Waschbären gelten als invasive Art. Sie wurden im 20. Jahrhundert nach Deutschland eingeführt und breiten sich seither zunehmend aus. Da sie hier keine natürlichen Feinde haben, fühlen sie sich auch in Siedlungsnähe wohl. Auf Nahrungssuche durchstreifen sie nachts Gärten und können dabei Beete verwüsten oder Schäden an Gebäuden verursachen.

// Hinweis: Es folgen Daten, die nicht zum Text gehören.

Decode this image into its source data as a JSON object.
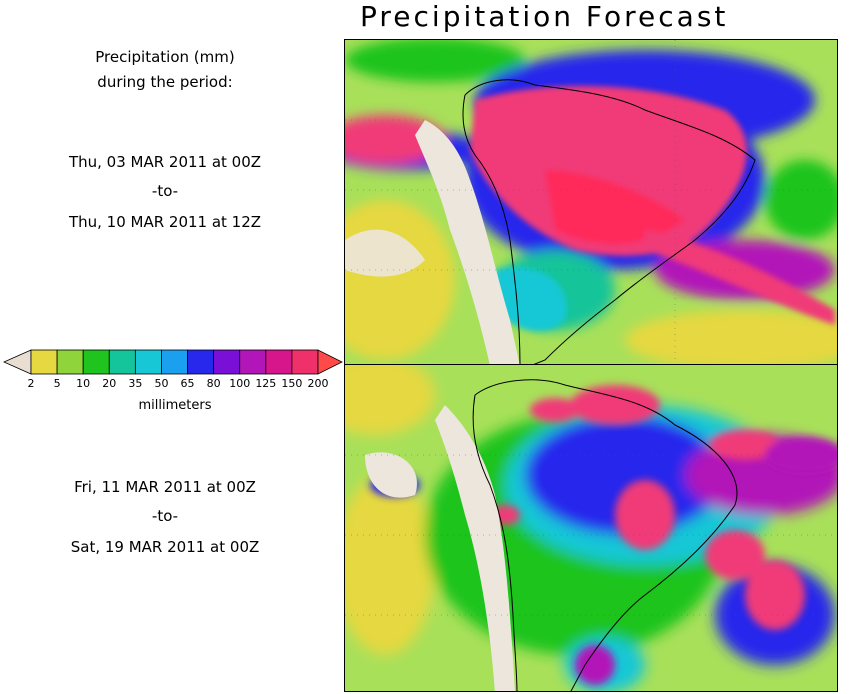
{
  "title": "Precipitation Forecast",
  "header": {
    "line1": "Precipitation (mm)",
    "line2": "during the period:"
  },
  "period1": {
    "start": "Thu, 03 MAR 2011 at 00Z",
    "sep": "-to-",
    "end": "Thu, 10 MAR 2011 at 12Z"
  },
  "period2": {
    "start": "Fri, 11 MAR 2011 at 00Z",
    "sep": "-to-",
    "end": "Sat, 19 MAR 2011 at 00Z"
  },
  "legend": {
    "ticks": [
      "2",
      "5",
      "10",
      "20",
      "35",
      "50",
      "65",
      "80",
      "100",
      "125",
      "150",
      "200"
    ],
    "unit": "millimeters",
    "colors": [
      "#e8dfd2",
      "#e6d840",
      "#8ed43a",
      "#1fc41f",
      "#14c49a",
      "#17c7d6",
      "#1ba0f0",
      "#2828ec",
      "#7a10d8",
      "#b216b8",
      "#d8168c",
      "#f0306a",
      "#ff4a4a"
    ]
  },
  "colors": {
    "ocean": "#a8e05a",
    "land_dry": "#ece6dc",
    "heavy": "#f03a78",
    "very_heavy": "#ff2a5a"
  }
}
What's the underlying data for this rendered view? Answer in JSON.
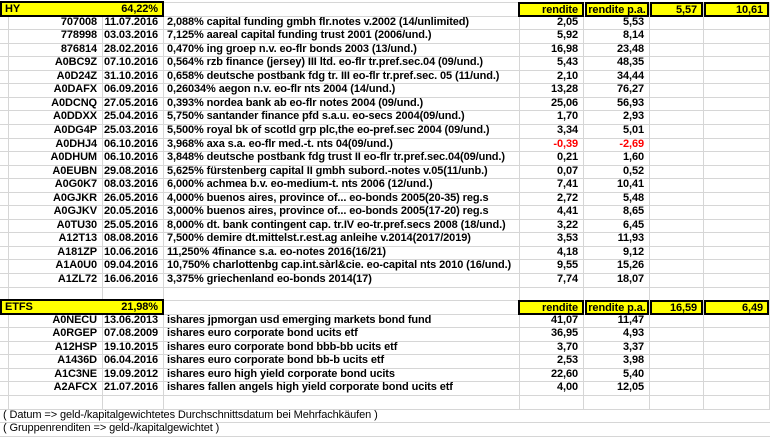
{
  "colors": {
    "highlight": "#ffff00",
    "negative_value": "#ff0000",
    "gridline": "#d6d6d6",
    "border": "#000000"
  },
  "sections": [
    {
      "name": "HY",
      "percent": "64,22%",
      "col_rendite_label": "rendite",
      "col_rendite_pa_label": "rendite p.a.",
      "group_rendite": "5,57",
      "group_rendite_pa": "10,61",
      "rows": [
        {
          "wkn": "707008",
          "date": "11.07.2016",
          "name": "2,088% capital funding gmbh flr.notes v.2002 (14/unlimited)",
          "rendite": "2,05",
          "rendite_pa": "5,53"
        },
        {
          "wkn": "778998",
          "date": "03.03.2016",
          "name": "7,125% aareal capital funding trust 2001 (2006/und.)",
          "rendite": "5,92",
          "rendite_pa": "8,14"
        },
        {
          "wkn": "876814",
          "date": "28.02.2016",
          "name": "0,470% ing groep n.v. eo-flr bonds 2003 (13/und.)",
          "rendite": "16,98",
          "rendite_pa": "23,48"
        },
        {
          "wkn": "A0BC9Z",
          "date": "07.10.2016",
          "name": "0,564% rzb finance (jersey) III ltd. eo-flr tr.pref.sec.04 (09/und.)",
          "rendite": "5,43",
          "rendite_pa": "48,35"
        },
        {
          "wkn": "A0D24Z",
          "date": "31.10.2016",
          "name": "0,658% deutsche postbank fdg tr. III eo-flr tr.pref.sec. 05 (11/und.)",
          "rendite": "2,10",
          "rendite_pa": "34,44"
        },
        {
          "wkn": "A0DAFX",
          "date": "06.09.2016",
          "name": "0,26034% aegon n.v. eo-flr nts 2004 (14/und.)",
          "rendite": "13,28",
          "rendite_pa": "76,27"
        },
        {
          "wkn": "A0DCNQ",
          "date": "27.05.2016",
          "name": "0,393% nordea bank ab eo-flr notes 2004 (09/und.)",
          "rendite": "25,06",
          "rendite_pa": "56,93"
        },
        {
          "wkn": "A0DDXX",
          "date": "25.04.2016",
          "name": "5,750% santander finance pfd s.a.u. eo-secs 2004(09/und.)",
          "rendite": "1,70",
          "rendite_pa": "2,93"
        },
        {
          "wkn": "A0DG4P",
          "date": "25.03.2016",
          "name": "5,500% royal bk of scotld grp plc,the eo-pref.sec 2004 (09/und.)",
          "rendite": "3,34",
          "rendite_pa": "5,01"
        },
        {
          "wkn": "A0DHJ4",
          "date": "06.10.2016",
          "name": "3,968% axa s.a. eo-flr med.-t. nts 04(09/und.)",
          "rendite": "-0,39",
          "rendite_pa": "-2,69"
        },
        {
          "wkn": "A0DHUM",
          "date": "06.10.2016",
          "name": "3,848% deutsche postbank fdg trust II eo-flr tr.pref.sec.04(09/und.)",
          "rendite": "0,21",
          "rendite_pa": "1,60"
        },
        {
          "wkn": "A0EUBN",
          "date": "29.08.2016",
          "name": "5,625% fürstenberg capital II gmbh subord.-notes v.05(11/unb.)",
          "rendite": "0,07",
          "rendite_pa": "0,52"
        },
        {
          "wkn": "A0G0K7",
          "date": "08.03.2016",
          "name": "6,000% achmea b.v. eo-medium-t. nts 2006 (12/und.)",
          "rendite": "7,41",
          "rendite_pa": "10,41"
        },
        {
          "wkn": "A0GJKR",
          "date": "26.05.2016",
          "name": "4,000% buenos aires, province of... eo-bonds 2005(20-35) reg.s",
          "rendite": "2,72",
          "rendite_pa": "5,48"
        },
        {
          "wkn": "A0GJKV",
          "date": "20.05.2016",
          "name": "3,000% buenos aires, province of... eo-bonds 2005(17-20) reg.s",
          "rendite": "4,41",
          "rendite_pa": "8,65"
        },
        {
          "wkn": "A0TU30",
          "date": "25.05.2016",
          "name": "8,000% dt. bank contingent cap. tr.IV eo-tr.pref.secs 2008 (18/und.)",
          "rendite": "3,22",
          "rendite_pa": "6,45"
        },
        {
          "wkn": "A12T13",
          "date": "08.08.2016",
          "name": "7,500% demire dt.mittelst.r.est.ag anleihe v.2014(2017/2019)",
          "rendite": "3,53",
          "rendite_pa": "11,93"
        },
        {
          "wkn": "A181ZP",
          "date": "10.06.2016",
          "name": "11,250% 4finance s.a. eo-notes 2016(16/21)",
          "rendite": "4,18",
          "rendite_pa": "9,12"
        },
        {
          "wkn": "A1A0U0",
          "date": "09.04.2016",
          "name": "10,750% charlottenbg cap.int.sàrl&cie. eo-capital nts 2010 (16/und.)",
          "rendite": "9,55",
          "rendite_pa": "15,26"
        },
        {
          "wkn": "A1ZL72",
          "date": "16.06.2016",
          "name": "3,375% griechenland eo-bonds 2014(17)",
          "rendite": "7,74",
          "rendite_pa": "18,07"
        }
      ]
    },
    {
      "name": "ETFS",
      "percent": "21,98%",
      "col_rendite_label": "rendite",
      "col_rendite_pa_label": "rendite p.a.",
      "group_rendite": "16,59",
      "group_rendite_pa": "6,49",
      "rows": [
        {
          "wkn": "A0NECU",
          "date": "13.06.2013",
          "name": "ishares jpmorgan usd emerging markets bond fund",
          "rendite": "41,07",
          "rendite_pa": "11,47"
        },
        {
          "wkn": "A0RGEP",
          "date": "07.08.2009",
          "name": "ishares euro corporate bond ucits etf",
          "rendite": "36,95",
          "rendite_pa": "4,93"
        },
        {
          "wkn": "A12HSP",
          "date": "19.10.2015",
          "name": "ishares euro corporate bond bbb-bb ucits etf",
          "rendite": "3,70",
          "rendite_pa": "3,37"
        },
        {
          "wkn": "A1436D",
          "date": "06.04.2016",
          "name": "ishares euro corporate bond bb-b ucits etf",
          "rendite": "2,53",
          "rendite_pa": "3,98"
        },
        {
          "wkn": "A1C3NE",
          "date": "19.09.2012",
          "name": "ishares euro high yield corporate bond ucits",
          "rendite": "22,60",
          "rendite_pa": "5,40"
        },
        {
          "wkn": "A2AFCX",
          "date": "21.07.2016",
          "name": "ishares fallen angels high yield corporate bond ucits etf",
          "rendite": "4,00",
          "rendite_pa": "12,05"
        }
      ]
    }
  ],
  "footnotes": [
    "( Datum => geld-/kapitalgewichtetes Durchschnittsdatum bei Mehrfachkäufen )",
    "( Gruppenrenditen => geld-/kapitalgewichtet )"
  ]
}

Um Waschbären gar nicht erst anzulocken, sollten mögliche Nahrungsquellen konsequent beseitigt oder gesichert werden:
Kompost sichern: Besonders attraktiv sind Komposthaufen. Diese sollten in fest verschließbaren Behältern gelagert werden. Ein einfacher Deckel reicht nicht – Waschbären können ihn öffnen. Ein zusätzlicher schwerer Stein kann helfen.
Müll geschützt lagern: Mülltonnen und Gelbe Säcke sollten erst kurz vor der Abholung nach draußen gestellt werden.
Fallobst entfernen: Heruntergefallenes Obst sollte regelmäßig eingesammelt werden. Auch niedrig hängende Früchte sollten geerntet werden.
Bäume sichern: Glatte Blechmanschetten am Stamm erschweren den Tieren das Hochklettern.
Tierfutter nicht draußen lassen: Futter für Haustiere sollte nachts nicht im Freien stehen bleiben.